On 2026-03-22 16:52, Terence Kelly wrote:
1. Can you confirm that shuf uses the Fisher-Yates/Durstenfeld unbiased
shuffle algorithm?
Never heard of that name for that algorithm, which I consider obvious.
As I recall, I independently invented a superset of it in 2006 and shuf
uses this superset algorithm, which is equivalent to
Fisher-Yates/Durstenfeld in the special case you're surely thinking of.
See coreutils/gl/lib/randperm.c's randperm_new.
2. Can you confirm that shuf avoids modulo bias --- the infamous and
widespread bug, "random_number%N" --- when it makes equiprobable
selections in its implementation of the shuffle algorithm?
Yes. See coreutils/gl/lib/randint.c's randint_genmax.
3. Can you confirm that when shuf's "--random-source=FILE" option is
used, the specified file is the sole source of random bits for all of
shuf's behavior, and that if the same random source file is used again,
holding all other shuf options & inputs constant, then shuf will emit
the same output?
Yes.

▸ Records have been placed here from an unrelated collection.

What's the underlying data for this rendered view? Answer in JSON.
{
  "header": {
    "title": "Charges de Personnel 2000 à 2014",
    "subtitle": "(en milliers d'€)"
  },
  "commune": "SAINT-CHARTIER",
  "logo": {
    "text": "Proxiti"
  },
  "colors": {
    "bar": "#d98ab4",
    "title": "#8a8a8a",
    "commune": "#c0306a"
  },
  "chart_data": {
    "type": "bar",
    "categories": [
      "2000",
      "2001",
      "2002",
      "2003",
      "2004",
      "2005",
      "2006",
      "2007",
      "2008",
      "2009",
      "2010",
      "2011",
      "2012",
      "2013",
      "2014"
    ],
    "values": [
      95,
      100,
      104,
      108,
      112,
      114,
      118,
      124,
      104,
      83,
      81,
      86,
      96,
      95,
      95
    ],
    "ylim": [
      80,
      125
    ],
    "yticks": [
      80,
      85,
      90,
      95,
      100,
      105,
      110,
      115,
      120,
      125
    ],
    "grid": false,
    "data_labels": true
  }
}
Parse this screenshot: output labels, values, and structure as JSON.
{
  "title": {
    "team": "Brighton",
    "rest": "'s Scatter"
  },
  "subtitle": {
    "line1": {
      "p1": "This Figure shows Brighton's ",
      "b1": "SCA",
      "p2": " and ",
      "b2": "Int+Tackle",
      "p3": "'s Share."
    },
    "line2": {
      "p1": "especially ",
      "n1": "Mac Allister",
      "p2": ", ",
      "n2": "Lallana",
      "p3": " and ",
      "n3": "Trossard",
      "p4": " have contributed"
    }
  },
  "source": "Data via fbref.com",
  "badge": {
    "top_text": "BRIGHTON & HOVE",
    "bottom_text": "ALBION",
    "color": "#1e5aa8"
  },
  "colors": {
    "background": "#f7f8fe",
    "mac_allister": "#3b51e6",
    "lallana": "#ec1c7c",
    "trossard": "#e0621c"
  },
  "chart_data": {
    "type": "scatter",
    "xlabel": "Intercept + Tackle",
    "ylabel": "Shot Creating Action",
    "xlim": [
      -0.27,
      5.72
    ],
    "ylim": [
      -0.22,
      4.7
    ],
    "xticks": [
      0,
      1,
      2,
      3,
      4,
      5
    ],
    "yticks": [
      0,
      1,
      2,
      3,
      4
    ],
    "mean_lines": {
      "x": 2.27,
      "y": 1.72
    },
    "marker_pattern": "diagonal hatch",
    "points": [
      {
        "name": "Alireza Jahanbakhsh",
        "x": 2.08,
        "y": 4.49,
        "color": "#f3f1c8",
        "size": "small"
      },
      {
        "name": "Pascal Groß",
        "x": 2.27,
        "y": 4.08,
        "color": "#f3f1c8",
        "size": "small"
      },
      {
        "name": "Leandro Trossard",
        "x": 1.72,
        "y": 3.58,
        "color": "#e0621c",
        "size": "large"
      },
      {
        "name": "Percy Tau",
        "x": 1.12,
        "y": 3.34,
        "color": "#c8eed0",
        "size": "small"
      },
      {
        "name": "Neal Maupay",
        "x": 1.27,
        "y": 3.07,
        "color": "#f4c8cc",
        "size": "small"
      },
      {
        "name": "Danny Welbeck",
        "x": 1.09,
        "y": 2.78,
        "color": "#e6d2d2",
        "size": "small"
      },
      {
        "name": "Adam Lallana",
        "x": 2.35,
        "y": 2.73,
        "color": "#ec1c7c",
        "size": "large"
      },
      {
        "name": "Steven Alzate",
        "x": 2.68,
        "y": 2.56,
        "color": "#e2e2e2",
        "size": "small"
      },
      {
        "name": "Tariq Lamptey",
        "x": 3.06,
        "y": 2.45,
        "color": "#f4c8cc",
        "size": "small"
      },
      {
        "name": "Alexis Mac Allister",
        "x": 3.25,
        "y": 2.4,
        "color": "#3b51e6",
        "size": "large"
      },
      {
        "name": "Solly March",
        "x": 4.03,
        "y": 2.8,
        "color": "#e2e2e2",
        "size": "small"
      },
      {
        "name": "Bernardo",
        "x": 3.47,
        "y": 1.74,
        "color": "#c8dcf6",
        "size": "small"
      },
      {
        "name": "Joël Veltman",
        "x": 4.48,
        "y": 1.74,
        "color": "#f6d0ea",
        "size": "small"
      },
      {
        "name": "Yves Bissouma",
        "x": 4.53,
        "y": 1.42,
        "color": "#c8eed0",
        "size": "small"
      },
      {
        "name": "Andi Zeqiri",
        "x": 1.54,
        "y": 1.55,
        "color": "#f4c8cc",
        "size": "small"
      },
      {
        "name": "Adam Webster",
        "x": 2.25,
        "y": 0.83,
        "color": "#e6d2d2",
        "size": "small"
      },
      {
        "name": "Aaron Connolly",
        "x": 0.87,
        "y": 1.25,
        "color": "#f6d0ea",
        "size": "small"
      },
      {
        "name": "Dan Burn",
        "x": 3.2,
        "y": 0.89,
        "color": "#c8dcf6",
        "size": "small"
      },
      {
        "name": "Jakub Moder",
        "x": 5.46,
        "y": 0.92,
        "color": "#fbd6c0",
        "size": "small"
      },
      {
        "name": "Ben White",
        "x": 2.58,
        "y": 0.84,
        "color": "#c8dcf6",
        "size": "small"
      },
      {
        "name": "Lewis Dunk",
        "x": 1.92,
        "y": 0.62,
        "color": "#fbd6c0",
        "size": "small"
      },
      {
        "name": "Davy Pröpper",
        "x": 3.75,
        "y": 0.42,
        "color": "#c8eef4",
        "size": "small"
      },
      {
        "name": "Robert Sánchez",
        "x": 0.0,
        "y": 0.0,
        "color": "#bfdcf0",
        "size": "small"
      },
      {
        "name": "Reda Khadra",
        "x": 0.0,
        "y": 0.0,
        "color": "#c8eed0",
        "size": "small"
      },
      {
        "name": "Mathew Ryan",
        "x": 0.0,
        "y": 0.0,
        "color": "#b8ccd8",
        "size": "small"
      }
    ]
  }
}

See coreutils/gl/lib/randread.c's randread_new and its callers.
Before I can recommend shuf, however, I must confirm that it is free of several
defects that are often found in other random permutation software.
I suggest recommending coreutils 9.6 (2025-01-17) or later, due to the
bug fixed here (a bug that's not on your list...):
https://cgit.git.savannah.gnu.org/cgit/coreutils.git/commit/?id=bfbb3ec7f798b179d7fa7b42673e068b18048899
The bug doesn't matter if you use --random-source=FILE, as that option
bypasses the bug.